You are given a permutation $a$ of length $n$.

On this permutation, we can perform the following operation multiple times:

1. Select an index $i$ such that $1 \le i \le n-2$;
2. Reverse the subarray $[a_i,a_{i+1},a_{i+2}]$.

Is it possible to sort the permutation?

A permutation of length $n$ is an array consisting of $n$ distinct integers from $1$ to $n$ in arbitrary order. For example, $[2,3,1,5,4]$ is a permutation, but $[1,2,2]$ is not a permutation ($2$ appears twice in the array), and $[1,3,4]$ is also not a permutation ($n=3$ but there is $4$ in the array).

Input

Each test contains multiple testcases.
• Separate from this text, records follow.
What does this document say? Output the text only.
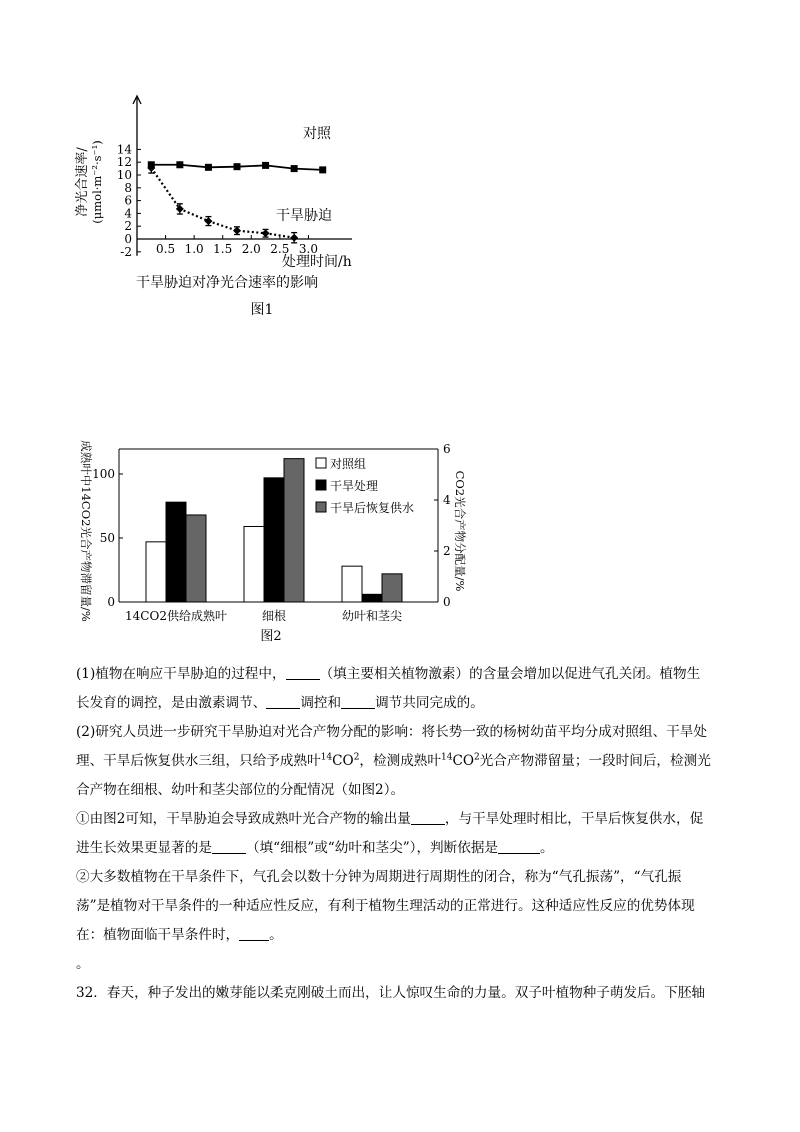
净光合速率/ (μmol·m⁻²·s⁻¹)
-2
0
2
4
6
8
10
12
14
0.5 1.0 1.5 2.0 2.5 3.0
对照
干旱胁迫
处理时间/h
干旱胁迫对净光合速率的影响
图1
成熟叶中14CO2光合产物滞留量/%	CO2光合产物分配量/%
0
50
100
0
2
4
6
14CO2供给成熟叶	细根	幼叶和茎尖
对照组
干旱处理
干旱后恢复供水
图2

(1)植物在响应干旱胁迫的过程中，	（填主要相关植物激素）的含量会增加以促进气孔关闭。植物生

长发育的调控，是由激素调节、	调控和	调节共同完成的。

(2)研究人员进一步研究干旱胁迫对光合产物分配的影响：将长势一致的杨树幼苗平均分成对照组、干旱处

理、干旱后恢复供水三组，只给予成熟叶$^{14}CO^2$，检测成熟叶$^{14}CO^2$光合产物滞留量；一段时间后，检测光

合产物在细根、幼叶和茎尖部位的分配情况（如图2）。

①由图2可知，干旱胁迫会导致成熟叶光合产物的输出量	，与干旱处理时相比，干旱后恢复供水，促

进生长效果更显著的是	（填“细根”或“幼叶和茎尖”），判断依据是	。

②大多数植物在干旱条件下，气孔会以数十分钟为周期进行周期性的闭合，称为“气孔振荡”，“气孔振

荡”是植物对干旱条件的一种适应性反应，有利于植物生理活动的正常进行。这种适应性反应的优势体现

在：植物面临干旱条件时， 。

。

32．春天，种子发出的嫩芽能以柔克刚破土而出，让人惊叹生命的力量。双子叶植物种子萌发后。下胚轴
The first line of each testcase contains an integer $t$ ($1 \le t \le 10^4$) — the number of testcases.

The first line of each testcase contains one integer $n$ ($1 \le n \le 2 \cdot 10^5$) — the length of permutation $a$.

The second line of each testcase contains $n$ integers $a_1,a_2,\ldots,a_n$ ($1 \le a_i \le n$, all $a_i$ are pairwise distinct) — the elements of permutation $a$.

It is guaranteed that the sum of $n$ across all testcases does not exceed $2 \cdot 10^5$.

Output

For each testcase, print YES if $a$ can be sorted, or NO otherwise.

Example

stdin

6
1
1
2
2 1
3
3 2 1
4
4 3 2 1
5
1 3 2 5 4
5
3 4 5 2 1

stdout

YES
NO
YES
NO
NO
YES

Note

In the first two testcases, no operations can be performed since $n \lt 3$. $[1]$ is already sorted, while $[2,1]$ is not.

In the third testcase, the permutation can be sorted by choosing $i=1$ and reversing $[a_1,a_2,a_3]$.

In the fourth and fifth testcases, it can be proven that $a$ cannot be sorted.